In ihren vielen Dienstjahren hat sie ja schon viel erlebt und gehört. Doch manche Sachen, die kommen immer wieder vor. Sie sind sozusagen zeitlos –  Klassiker eben, wie diese Sprüche.

Klassiker im Kreißsaal aus Sicht einer Hebamme

1_____ 
„Es ist noch kein Kind drin geblieben“
2_____
„Meine Frau möchte keine PDA.“
3_____
„Schatz, du wolltest doch keine PDA, jetzt musst du dich auch zusammenreißen.“
4_____
„Wir haben einen Geburtsplan.“
5_____
„Meine Mutter hat fünf Kinder bekommen, jetzt stell' du dich mal nicht so an! Sie hat damals keinen so schönen Kreißsaal gehabt!“
6_____
Nach der ersten Einleitungstablette: „Das wird doch so nix, können Sie nicht einfach einen Kaiserschnitt machen, das dauert mir hier zu lange.“
7_____
Viele Frauen kurz vor den Presswehen: „Ich gehe jetzt nach Hause, sucht euch doch jemand anderen, der das hier macht!“
8_____
Frau bei der Aufnahme: „Ich bekomme heute mein Kind.“ Frage der Hebamme, wie häufig denn die Wehen kommen würden.
Antwort der Frau: „Ich habe keine Wehen, aber heute ist der Entbindungstermin, das steht im Mutterpass.“
9_____
Ja, den ekelhaften Klassiker gibt es wirklich: Die Frau wird gerade nach der Geburtgenäht. Mann: „Können Sie nicht etwas enger zunähen?“

Für alle die noch so gar nichts mit Gebären am Hut haben klingt das erst mal witzig. Ich gebe zu, bei Punkt 7 habe ich auch lachen müssen und dabei auch noch verständnisvoll genickt. Bei den anderen Sprüchen – mhh…

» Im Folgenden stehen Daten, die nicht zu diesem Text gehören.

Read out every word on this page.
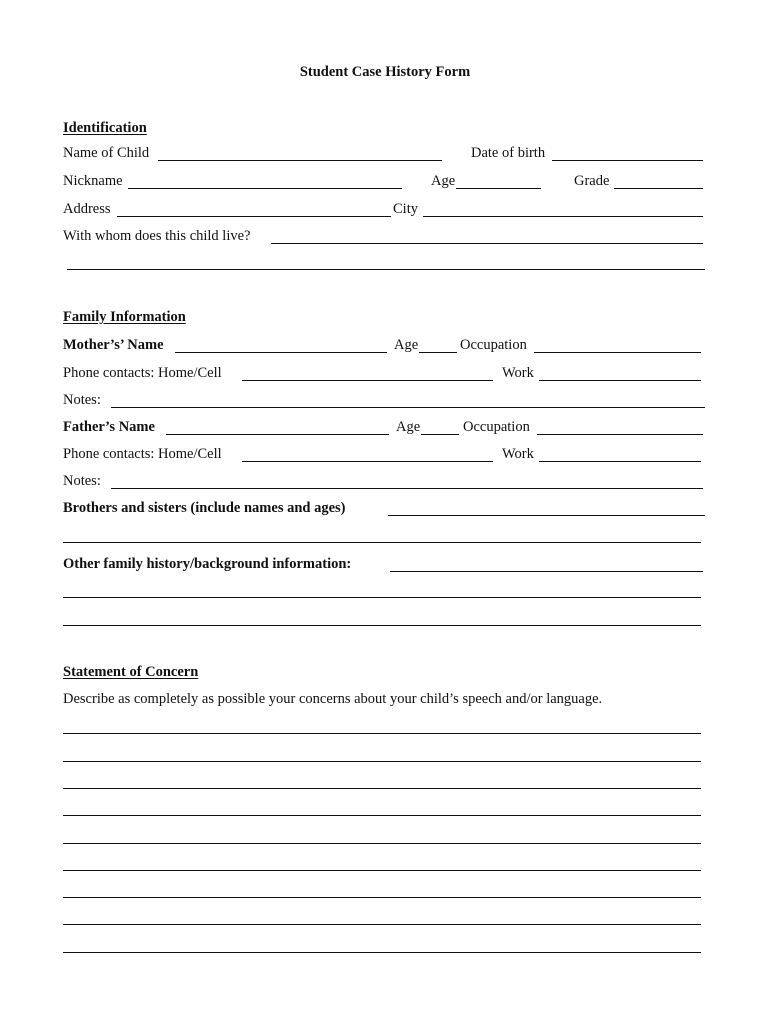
Student Case History Form
Identification
Name of Child	Date of birth
Nickname	Age	Grade
Address	City
With whom does this child live?
Family Information
Mother’s’ Name	Age	Occupation
Phone contacts: Home/Cell	Work
Notes:
Father’s Name	Age	Occupation
Phone contacts: Home/Cell	Work
Notes:
Brothers and sisters (include names and ages)
Other family history/background information:
Statement of Concern
Describe as completely as possible your concerns about your child’s speech and/or language.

Ja, ja, „[…] jetzt stell dich nicht so an […]“ Ich frag mich, was die Gebärende getan haben muss, um solch eine Aussage um die Ohren geschleudert zu bekommen. Hat die Frau Schwäche gezeigt, vielleicht gab es da sogar Anzeichen von Angst? Hat sie sich vielleicht tatsächlich getraut, bedürftig zu sein? Bedürftig nach Unterstützung und Zuwendung, nach Verständnis und Nähe? Frech! Das ist ja echt unglaublich! Da darf man schon mal die Schwiegermutterkeule zücken und kräftig ausholen.

Oder: „Du wolltest keine PDA, jetzt musst du dich zusammenreißen!“ Tja, selber schuld. Wer A sagt, muss auch B sagen, und so eine Entscheidung ist nun mal in Stein gemeißelt. Jetzt noch anders entscheiden geht nicht, denn: „Wir haben ja einen Geburtsplan“ Dieser muss natürlich minutiös eingehalten werden, völlig unabhängig von der tatsächlichen Situation. Vor allem gebären WIR ja das Kind.

Klar, die Eltern sind aufgeregt und ungeduldig, die Mütter erschöpft oder im Terminstress, der Partner wollte eigentlich noch mal mit Freunden ins Kino und die Großeltern und Bekannten der Familie können ja auch nicht stundenlang im Flur warten. Die Geburtshelfer haben auch alle Hände voll zu tun, weil sie viele Gebärende gleichzeitig betreuen. Da braut sich mächtig Druck zusammen, den die werdende Mutter kompensieren muss. Sie hat ja schließlich Zeit, sie liegt ja nur rum oder watschelt hysterisch hin und her.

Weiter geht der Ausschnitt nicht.